Home or self-insemination has been used by heterosexual and homosexual couples as well as single women for some time. It is a popular choice for those who cannot, or choose not to conceive naturally as it cuts out the costs of IVF treatment.
Through the use of a home kit, the female can complete the conception process in the comfort of their own home as opposed to a public clinic. The kit includes a syringe for injecting the semen into the uterus whilst ovulating.
Naturally, anyone considering carrying this method of conception out will need to know the potential risks involved to avoid possible infection, as well as the legal difficulties that might come into play.
This post looks at each of these complications in detail, so that you can decide if home insemination is the right choice for you.
So what exactly are the risks?
- The source of the sperm
- The cleanliness of the insemination kit
- The legalities
Where is the semen from?
To eliminate the risk of STIs, your donor should be screened by a medical professional. Donations that come straight from a HFEA licensed sperm bank are required to be fully tested anyway, but if you are arranging a donation from someone in particular, always be sure that they are cleared of all sexually transmitted infections with a recent screening.
In addition to sexual diseases, you will also need to know the medical history of your donor to avoid any issues that your child may have. Again, through a clinic this information will be gleaned from fertility experts. Anyone donating will need to provide information and access to their family history for this reason.
It may seem obvious, but you will also want to know that your supplier is fertile – if you are arranging to meet privately you must not be afraid to ask about this.

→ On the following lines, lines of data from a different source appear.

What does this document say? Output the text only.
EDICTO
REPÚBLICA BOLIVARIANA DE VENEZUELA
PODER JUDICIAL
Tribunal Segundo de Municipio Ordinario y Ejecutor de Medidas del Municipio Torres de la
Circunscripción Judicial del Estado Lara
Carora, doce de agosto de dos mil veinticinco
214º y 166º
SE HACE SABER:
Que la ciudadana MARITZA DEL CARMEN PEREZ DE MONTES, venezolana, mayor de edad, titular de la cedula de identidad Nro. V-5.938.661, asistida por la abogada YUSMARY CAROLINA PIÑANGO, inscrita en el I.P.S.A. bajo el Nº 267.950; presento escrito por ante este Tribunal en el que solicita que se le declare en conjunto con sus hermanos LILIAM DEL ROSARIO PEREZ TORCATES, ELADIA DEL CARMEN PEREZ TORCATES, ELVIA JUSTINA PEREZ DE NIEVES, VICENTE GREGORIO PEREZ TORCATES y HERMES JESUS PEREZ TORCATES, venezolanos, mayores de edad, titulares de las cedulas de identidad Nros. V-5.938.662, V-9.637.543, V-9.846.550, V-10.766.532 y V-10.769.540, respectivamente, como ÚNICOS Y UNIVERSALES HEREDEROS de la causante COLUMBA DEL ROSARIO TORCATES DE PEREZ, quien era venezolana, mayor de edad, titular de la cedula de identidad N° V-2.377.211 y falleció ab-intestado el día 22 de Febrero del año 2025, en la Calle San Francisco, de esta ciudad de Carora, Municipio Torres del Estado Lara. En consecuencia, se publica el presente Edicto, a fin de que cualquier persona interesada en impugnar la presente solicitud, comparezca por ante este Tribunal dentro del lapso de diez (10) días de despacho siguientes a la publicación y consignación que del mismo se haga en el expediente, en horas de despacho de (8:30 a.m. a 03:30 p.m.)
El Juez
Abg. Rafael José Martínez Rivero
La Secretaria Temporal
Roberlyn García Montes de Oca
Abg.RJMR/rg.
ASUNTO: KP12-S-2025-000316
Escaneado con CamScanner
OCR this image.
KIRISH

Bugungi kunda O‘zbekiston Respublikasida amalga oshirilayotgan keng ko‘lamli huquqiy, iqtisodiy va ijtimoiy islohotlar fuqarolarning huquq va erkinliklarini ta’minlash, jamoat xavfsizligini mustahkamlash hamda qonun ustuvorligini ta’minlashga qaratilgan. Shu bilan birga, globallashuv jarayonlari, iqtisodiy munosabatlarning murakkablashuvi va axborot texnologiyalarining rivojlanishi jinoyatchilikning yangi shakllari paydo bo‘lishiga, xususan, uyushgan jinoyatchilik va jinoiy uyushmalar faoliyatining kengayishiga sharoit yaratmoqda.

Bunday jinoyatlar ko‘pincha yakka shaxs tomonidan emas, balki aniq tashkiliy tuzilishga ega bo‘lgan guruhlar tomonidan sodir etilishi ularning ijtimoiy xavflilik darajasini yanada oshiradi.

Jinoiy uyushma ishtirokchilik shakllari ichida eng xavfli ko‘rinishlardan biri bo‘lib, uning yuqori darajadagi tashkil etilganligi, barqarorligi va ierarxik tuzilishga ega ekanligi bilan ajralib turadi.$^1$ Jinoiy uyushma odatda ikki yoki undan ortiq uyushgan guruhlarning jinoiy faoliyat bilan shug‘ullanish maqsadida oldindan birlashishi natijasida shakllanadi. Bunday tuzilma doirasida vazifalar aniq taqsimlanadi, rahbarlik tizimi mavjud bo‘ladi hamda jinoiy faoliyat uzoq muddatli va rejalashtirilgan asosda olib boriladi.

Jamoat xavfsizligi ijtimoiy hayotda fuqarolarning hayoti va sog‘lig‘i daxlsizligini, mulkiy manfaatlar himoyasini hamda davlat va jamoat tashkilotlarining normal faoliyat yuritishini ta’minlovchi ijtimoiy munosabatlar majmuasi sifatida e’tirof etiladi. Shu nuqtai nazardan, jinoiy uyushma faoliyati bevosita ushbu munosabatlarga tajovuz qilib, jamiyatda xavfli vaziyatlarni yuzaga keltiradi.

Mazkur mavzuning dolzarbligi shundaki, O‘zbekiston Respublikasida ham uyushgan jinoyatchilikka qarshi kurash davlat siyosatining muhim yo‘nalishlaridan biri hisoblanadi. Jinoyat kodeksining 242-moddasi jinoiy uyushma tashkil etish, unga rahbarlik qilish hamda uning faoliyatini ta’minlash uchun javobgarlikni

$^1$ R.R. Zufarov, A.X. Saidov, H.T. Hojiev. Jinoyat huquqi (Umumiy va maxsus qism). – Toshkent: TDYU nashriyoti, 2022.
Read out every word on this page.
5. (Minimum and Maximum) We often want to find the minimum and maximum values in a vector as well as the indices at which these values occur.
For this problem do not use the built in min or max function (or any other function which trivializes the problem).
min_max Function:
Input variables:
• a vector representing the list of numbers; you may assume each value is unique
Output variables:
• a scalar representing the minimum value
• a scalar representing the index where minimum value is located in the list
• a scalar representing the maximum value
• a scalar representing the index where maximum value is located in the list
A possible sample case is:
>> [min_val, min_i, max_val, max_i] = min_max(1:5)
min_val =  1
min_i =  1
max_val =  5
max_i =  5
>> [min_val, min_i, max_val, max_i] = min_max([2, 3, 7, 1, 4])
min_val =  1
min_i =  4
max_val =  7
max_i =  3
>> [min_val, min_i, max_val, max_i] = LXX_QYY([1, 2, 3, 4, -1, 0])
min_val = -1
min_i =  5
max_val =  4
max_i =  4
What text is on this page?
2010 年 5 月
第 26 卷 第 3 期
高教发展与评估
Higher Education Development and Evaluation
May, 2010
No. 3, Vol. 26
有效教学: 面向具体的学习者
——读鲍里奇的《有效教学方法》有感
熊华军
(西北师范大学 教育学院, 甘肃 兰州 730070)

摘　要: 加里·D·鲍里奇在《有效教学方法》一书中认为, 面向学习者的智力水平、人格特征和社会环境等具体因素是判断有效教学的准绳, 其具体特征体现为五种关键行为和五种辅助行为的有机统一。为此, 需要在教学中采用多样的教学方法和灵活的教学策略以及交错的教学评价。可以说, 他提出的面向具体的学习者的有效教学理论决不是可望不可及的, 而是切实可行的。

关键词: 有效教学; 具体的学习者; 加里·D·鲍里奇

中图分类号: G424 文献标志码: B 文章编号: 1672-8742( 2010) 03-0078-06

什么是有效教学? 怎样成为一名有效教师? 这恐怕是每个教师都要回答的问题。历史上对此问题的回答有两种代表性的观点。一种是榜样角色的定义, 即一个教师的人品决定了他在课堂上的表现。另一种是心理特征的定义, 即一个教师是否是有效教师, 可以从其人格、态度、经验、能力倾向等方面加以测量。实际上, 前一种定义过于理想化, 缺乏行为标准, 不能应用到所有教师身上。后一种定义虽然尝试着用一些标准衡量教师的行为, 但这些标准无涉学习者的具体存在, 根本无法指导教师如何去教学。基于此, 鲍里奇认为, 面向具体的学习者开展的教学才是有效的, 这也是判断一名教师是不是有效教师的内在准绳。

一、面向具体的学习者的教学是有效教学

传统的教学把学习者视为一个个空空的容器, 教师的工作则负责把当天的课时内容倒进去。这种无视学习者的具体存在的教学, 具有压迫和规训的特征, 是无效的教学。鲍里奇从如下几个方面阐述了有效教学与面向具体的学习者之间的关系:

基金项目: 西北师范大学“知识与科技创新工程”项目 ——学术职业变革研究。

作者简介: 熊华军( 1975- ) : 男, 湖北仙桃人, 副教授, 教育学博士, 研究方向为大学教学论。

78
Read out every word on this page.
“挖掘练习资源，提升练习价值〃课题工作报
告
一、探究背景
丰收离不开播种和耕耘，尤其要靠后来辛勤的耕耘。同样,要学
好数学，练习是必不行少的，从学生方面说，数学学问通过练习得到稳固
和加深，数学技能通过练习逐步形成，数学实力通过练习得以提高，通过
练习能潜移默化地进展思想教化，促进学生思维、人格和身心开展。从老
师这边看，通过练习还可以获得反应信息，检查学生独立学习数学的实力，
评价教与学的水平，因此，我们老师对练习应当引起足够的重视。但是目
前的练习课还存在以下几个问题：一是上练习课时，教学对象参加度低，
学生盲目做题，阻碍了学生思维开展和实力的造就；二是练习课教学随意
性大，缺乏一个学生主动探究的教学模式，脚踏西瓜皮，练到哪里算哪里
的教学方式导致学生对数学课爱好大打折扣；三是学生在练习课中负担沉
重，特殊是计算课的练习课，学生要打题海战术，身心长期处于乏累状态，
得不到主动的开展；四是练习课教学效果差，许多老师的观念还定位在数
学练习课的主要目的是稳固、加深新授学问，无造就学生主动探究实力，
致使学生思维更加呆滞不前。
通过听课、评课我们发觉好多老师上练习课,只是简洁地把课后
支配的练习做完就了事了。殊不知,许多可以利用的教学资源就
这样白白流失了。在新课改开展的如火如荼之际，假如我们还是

For all of these potential issues, always ask for medical paperwork before making your choice to confirm the health of the sperm.
Was it collected safely?
Whilst, your donor may be incredibly healthy and fit with no problems that might affect you or your baby, the handling and collection of a sample can cause a number of complications if improperly managed.
Semen is deposited into a sterilised sample pot which you should handle with care whilst wearing protective gloves. Before use, the pot should be closed tight to avoid any dirt or dust coming in contact with the contents – if the lid is loose, do not use the sample. Always check it is also labelled with the correct donor’s details.
Once you receive you sample, it is recommended that you do not refrigerate or freeze it at home, and that it is used as soon as possible to help increase your chances of falling pregnant.
How hygienic are the insemination utensils?
In addition to the sample being clean and well stored, the equipment required to inseminate needs to be sterilised as well.
The syringe should come fresh out of the packet and never be reused. Even fresh water can limit the effectiveness of the sample.
When you remove the syringe from its packaging, make sure to draw it back and push out the air a couple of times to avoid air bubbles developing.
Always throw away your kit after use.
Is the donor or my partner the legal father?
Before deciding to inseminate at home, you must know the legislation around who is the baby’s legal father to avoid any potential complications going forward.
Whilst there is currently no specific law around self-insemination, women who use semen outside of licensed clinics and are not in a relationship at the time of the act will have to accept that the sperm donor is the child’s legal father.
It is also important to be aware that since 2005, any child of a donor has the right to find out who their biological father is once they reach the age of 18. Whilst you may come to an agreement with a donor at the time, the decision is ultimately down to your child.
By heeding this advice, you can rest assured that the insemination process is safe, clean and effective.